§1 Ontwikkeling van het leven
De aarde bestaat ongeveer 4,6 miljard jaar:
● 3,8 miljard jaar geleden ontstonden de eerste eencellige vormen van leven.
● 670 miljoen jaar geleden de eerste meercelligen.
● 542 miljoen jaar geleden de gepantserde dieren en de eerste vissen.
● 400 miljoen jaar geleden de eerste landplanten.
● 350 miljoen jaar geleden de eerste gewervelden (amfibieën, reptielen) en planten met
vaatbundels, die vaatbundels verbeten het transport van stoffen in planten.
● 250 miljoen jaar geleden ontstonden de zaadplanten.
● 65 miljoen jaar geleden de eerste zoogdieren en vogels.
De oudste fossielen met menselijke kenmerken zijn ongeveer 5 miljoen jaar oud.
Aan het ontstaan van leven ging waarschijnlijk een chemische evolutie vooraf. Tot ongeveer 3
miljard jaar geleden heten de atmosfeer, oeratmosfeer. De oeratmosfeer bevatte geen zuurstof. In
de oeratmosfeer ontstonden door o.a bliksemontladingen en uv-straling uit anorganische stoffen
de eerste kleine organische moleculen.
Organische stoffen:
● Kunnen alleen ontstaan in organismes.
● Het zijn grote moleculen en bevatten veel energie.
● Ook bevatten de moleculen een of meer atomen koolstof (C), waterstof (H) en meestal
zuurstof (O).
● Bijv. koolhydraten, eiwitten, vetten en nucleïnezuren.
Anorganische stoffen:
● Kunnen zowel in organismes en buiten organismes ontstaan.
● Het zijn kleine moleculen en bevatten weinig energie.
● Bijv. koolstofdioxide, zuurstof en water en keukenzout.
In de oerzeeen word oor indikking een organimsche oersoep gevormd, waarin grotere moleculen
en vervolgens de eerste cellen zijn ontstaan.

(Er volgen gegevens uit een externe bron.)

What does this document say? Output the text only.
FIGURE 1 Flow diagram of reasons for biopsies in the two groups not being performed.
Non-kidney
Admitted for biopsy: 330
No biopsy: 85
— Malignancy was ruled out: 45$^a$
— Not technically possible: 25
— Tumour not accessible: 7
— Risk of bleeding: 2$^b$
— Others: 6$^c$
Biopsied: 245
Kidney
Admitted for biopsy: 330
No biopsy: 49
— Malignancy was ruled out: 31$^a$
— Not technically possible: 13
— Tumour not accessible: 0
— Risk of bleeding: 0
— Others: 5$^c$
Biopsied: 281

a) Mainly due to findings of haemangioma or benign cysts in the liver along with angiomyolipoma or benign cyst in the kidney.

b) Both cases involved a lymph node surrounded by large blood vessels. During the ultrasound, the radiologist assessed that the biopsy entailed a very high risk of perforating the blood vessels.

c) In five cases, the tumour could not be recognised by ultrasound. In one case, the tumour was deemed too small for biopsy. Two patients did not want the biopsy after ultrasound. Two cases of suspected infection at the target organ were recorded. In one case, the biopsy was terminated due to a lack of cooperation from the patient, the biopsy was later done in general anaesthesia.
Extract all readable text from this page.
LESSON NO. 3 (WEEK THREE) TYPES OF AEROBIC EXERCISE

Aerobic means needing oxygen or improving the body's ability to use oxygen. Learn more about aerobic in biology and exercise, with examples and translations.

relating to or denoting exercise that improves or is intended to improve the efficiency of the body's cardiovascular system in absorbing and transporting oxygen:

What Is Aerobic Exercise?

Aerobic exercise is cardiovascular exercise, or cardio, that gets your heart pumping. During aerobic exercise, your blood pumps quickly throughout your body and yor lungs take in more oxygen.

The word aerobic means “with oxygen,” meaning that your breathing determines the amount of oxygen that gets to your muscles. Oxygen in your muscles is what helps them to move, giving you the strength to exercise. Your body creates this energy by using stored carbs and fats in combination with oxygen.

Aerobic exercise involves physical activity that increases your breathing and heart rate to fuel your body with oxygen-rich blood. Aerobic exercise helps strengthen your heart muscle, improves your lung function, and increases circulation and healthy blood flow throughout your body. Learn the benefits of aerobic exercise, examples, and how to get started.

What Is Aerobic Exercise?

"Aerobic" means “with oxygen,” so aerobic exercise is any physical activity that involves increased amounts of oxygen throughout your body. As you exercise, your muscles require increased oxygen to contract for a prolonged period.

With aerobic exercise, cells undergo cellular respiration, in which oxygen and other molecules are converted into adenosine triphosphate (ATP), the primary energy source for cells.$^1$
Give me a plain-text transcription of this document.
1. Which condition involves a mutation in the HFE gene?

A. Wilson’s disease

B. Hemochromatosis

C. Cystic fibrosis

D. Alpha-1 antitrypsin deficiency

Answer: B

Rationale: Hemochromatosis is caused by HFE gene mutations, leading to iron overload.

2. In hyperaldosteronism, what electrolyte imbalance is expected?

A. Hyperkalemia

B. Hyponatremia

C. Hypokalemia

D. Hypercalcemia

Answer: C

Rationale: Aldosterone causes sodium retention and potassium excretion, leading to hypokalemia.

De eerste organismen waren heterotrofe, anaerobe
bacteriën. Daarna ontstonden autotrofe bacteriën, ze konden zuurstof produceren. Dat zorgden
ervoor dat de atmosfeer zuurstof rijker werd. En de anaerobe organismen langzaam vergiftigd
werden. Rond die tijd ontstonden de aerobe heterotrofe bacteriën. Zij gebruikten de zuurstof om
organische stoffen af te breken.
Autotrofe organismen:
● Kan uit alleen anorganische stoffen, organische maken. Dit gebeurt bij de
koolstofassimilatie (vb. fotosynthese en chemosynthese) . Hebben dus geen ander voedsel
nodig.
● Bijv. planten en cyanobacteriën.
Heterotrofe organismen:
● Kunnen bovenstaande niet, dus hebben andere organismen nodig als voedsel.